当日は曇り空ではあったのですが、海水浴を待ちわびた多くの家族連れが根浜海岸にやってきてくれました。海開きの神事のあと、早速、事前に募集した30名ほどの地元の子ども達とともに、当センターの網を使って地曳網を行いました(写真2)。地元の漁業者の方に投網していただいた後、子ども達が懸命に網を引くと、たくさんの魚が獲れました。マサバ、ウグイ、ウミタナゴ、クダヤガラ、ヨウジウオといった根浜おなじみの魚のほか、ハコフグといった見慣れない魚も獲れて、子ども達は興味深く見入っていました。海草のアマモもかかりました(写真3)。
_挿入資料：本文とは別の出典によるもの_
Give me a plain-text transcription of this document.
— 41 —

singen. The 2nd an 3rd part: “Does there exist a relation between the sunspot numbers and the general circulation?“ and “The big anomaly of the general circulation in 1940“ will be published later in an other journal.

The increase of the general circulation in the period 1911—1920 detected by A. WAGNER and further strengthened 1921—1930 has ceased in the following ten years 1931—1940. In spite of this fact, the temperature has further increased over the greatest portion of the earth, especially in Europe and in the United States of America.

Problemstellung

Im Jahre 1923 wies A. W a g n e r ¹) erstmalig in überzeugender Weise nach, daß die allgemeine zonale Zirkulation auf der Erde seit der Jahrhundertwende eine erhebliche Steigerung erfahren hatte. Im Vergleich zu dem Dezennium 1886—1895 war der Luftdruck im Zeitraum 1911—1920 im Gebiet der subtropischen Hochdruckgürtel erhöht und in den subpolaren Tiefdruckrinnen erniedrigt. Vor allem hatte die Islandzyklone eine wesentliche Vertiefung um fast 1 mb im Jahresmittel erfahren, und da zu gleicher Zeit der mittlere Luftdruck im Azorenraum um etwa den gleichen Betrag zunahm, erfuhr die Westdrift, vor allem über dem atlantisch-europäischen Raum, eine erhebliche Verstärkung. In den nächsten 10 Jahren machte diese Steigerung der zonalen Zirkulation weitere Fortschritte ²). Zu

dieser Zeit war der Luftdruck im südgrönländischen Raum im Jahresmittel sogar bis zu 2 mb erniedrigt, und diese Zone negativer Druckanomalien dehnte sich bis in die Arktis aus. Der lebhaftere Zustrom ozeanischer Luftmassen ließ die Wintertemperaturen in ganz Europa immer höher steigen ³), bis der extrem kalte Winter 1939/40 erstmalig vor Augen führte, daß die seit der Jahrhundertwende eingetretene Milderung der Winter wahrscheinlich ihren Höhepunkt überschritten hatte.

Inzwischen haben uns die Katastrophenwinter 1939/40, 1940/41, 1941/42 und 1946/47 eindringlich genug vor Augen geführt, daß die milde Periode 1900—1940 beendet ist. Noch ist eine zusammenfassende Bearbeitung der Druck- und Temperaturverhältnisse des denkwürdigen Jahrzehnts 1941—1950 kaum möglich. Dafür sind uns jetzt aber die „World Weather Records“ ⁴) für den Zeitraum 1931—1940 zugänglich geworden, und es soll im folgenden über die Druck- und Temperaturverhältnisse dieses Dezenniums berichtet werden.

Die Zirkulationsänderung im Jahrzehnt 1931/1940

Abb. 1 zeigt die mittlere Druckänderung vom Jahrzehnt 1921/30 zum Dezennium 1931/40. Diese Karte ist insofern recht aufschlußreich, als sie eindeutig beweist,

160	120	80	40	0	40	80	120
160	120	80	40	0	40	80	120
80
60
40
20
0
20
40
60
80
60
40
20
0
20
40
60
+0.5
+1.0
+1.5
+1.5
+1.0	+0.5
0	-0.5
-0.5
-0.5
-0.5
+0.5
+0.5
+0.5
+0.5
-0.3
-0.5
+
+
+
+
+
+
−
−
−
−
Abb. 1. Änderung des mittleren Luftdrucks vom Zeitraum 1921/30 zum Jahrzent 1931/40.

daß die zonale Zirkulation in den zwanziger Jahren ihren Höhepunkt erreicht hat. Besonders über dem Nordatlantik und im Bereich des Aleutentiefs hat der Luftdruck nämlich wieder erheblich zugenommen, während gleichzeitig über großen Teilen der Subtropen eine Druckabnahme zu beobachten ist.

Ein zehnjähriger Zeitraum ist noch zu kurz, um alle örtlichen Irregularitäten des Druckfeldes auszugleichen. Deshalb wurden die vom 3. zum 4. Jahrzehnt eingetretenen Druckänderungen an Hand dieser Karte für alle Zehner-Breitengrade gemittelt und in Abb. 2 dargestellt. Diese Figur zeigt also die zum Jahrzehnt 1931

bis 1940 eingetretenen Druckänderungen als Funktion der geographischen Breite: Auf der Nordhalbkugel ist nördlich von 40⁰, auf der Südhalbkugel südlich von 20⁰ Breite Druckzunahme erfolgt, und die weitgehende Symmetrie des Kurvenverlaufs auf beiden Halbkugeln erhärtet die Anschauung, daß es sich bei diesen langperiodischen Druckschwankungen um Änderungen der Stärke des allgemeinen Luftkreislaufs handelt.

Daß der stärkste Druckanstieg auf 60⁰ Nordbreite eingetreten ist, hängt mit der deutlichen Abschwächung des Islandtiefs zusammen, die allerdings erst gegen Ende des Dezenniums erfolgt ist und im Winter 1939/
当センターの大学院生から網にかかった魚について簡単なレクチャーがなされ、大槌湾では回復してきている海草藻場で魚が生活をし始めていること、海が震災前の状態に戻ってきていることを子ども達は学びました。終了後も水槽に入れた小さな魚をずっと見続けていた子どもの姿が大変印象的でした(写真4)。
地域の方、参加者みなさまに喜んでいただき、とてもよい海の日の海開きとなりました。今後もこの地曳網を恒例イベントとして続け、根浜名物にできたらと思っております。

地曳網の様子。復活のビーチで大きな網を皆で曳きました。翼よ、今日は海の日だ!